Да, были и небрежные похвалы, и сомнения критиков и товарищей по цеху, но у меня это стихотворение вызывает желание сказать о том, как этот негромкий голос внятен и как прекрасны необщее выраженье этого лица и спокойная простота этой речи. Как незаменимо, единственно здесь каждое слово, как единственно то место, на котором оно поставлено.

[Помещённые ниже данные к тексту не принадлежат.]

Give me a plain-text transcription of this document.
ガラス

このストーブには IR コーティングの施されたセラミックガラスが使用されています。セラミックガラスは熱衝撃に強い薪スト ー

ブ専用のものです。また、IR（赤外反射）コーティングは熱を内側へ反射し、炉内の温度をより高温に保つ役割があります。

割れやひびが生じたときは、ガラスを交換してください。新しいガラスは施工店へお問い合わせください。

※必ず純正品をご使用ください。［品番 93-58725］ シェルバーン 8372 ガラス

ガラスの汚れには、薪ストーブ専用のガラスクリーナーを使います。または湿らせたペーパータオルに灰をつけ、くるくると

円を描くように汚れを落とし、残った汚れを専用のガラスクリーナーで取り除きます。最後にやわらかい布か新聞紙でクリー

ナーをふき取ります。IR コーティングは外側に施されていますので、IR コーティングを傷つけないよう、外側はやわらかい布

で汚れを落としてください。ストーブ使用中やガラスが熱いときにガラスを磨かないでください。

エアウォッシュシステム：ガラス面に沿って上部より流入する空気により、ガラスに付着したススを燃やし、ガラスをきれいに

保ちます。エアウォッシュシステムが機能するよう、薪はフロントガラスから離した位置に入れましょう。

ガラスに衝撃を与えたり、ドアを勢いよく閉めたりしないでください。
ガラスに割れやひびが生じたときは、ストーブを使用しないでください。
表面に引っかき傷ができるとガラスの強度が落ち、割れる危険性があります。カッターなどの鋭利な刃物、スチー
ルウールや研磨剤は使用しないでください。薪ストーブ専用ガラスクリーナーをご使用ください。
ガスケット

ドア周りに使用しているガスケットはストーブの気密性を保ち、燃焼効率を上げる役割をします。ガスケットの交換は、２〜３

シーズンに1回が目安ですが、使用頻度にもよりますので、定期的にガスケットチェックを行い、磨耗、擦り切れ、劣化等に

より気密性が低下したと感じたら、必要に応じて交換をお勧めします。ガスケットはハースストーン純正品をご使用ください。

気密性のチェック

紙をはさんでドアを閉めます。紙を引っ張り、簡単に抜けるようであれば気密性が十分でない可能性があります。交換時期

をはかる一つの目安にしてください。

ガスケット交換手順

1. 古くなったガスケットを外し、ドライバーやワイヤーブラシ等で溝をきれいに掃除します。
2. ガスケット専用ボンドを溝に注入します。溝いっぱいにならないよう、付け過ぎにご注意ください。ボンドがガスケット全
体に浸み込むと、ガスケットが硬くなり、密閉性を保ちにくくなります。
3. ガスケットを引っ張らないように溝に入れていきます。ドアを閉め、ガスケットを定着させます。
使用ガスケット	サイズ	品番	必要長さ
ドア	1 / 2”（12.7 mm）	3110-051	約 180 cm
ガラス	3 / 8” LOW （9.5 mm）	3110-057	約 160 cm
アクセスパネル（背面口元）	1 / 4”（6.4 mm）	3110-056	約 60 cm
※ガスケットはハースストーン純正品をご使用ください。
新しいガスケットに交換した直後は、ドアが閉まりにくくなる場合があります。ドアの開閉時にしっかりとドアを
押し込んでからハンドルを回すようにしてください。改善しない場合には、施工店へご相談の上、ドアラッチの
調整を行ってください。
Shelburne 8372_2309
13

Ни убавить, ни прибавить. В этом совершенстве, точности великолепие этого стихотворения. Не обязательно кричать, чтобы тебя услышали. Напротив, того, кто говорит тихо, слушают внимательнее. Здесь на самом деле нет ни смирения, ни самоуничижения, но, при всех, казалось бы, скромных самооценках, есть огромное чувство собственного достоинства: поэт знает себе цену, и мы, прочтя это стихотворение, эту цену понимаем, разделяем – по самому высокому счету.
Поражает абсолютно современный словарь поэта в этом стихотворении, если бы оно не было так известно, определить время его написания было бы непросто.
Обратите внимание (и это очень любопытно): в первой части стихотворения полностью отсутствуют эпитеты, поэт как бы подчеркивает этим негромкость своего голоса. Но во второй части, где звучит надежда на признание, поэт щедро насыщает текст эпитетами, да какими! Изысканным убором, блестящим разговором, необщим выраженьем, спокойной простотой, едким осужденьем, небрежной похвалой. Каждый эпитет точен, ярок, небанален. Пусть те, кто будет оценивать, посмотрят, как владеет словом поэт. По существу, здесь дан настоящий анализ творчества, сказано о поэте всё или почти всё.
Но ведь в поэзии должно быть и эмоциональное напряжение, оно должно взволновать, вызвать душевный отклик у читателя, не так ли? Снова скажу: для этого не обязателен пафос, крик, здесь эмоциональное напряжение очень сильно, но поэт держит его внутри себя, и это дает ощущение подлинности чувства, в котором сомнение, смущение сменяются надеждой на справедливую оценку. Лица необщее выраженье – это ведь, пожалуй, одно из главных качеств настоящего поэта, индивидуальность его почерка, его характера, его выразительных средств делает поэта настоящим, а то и большим.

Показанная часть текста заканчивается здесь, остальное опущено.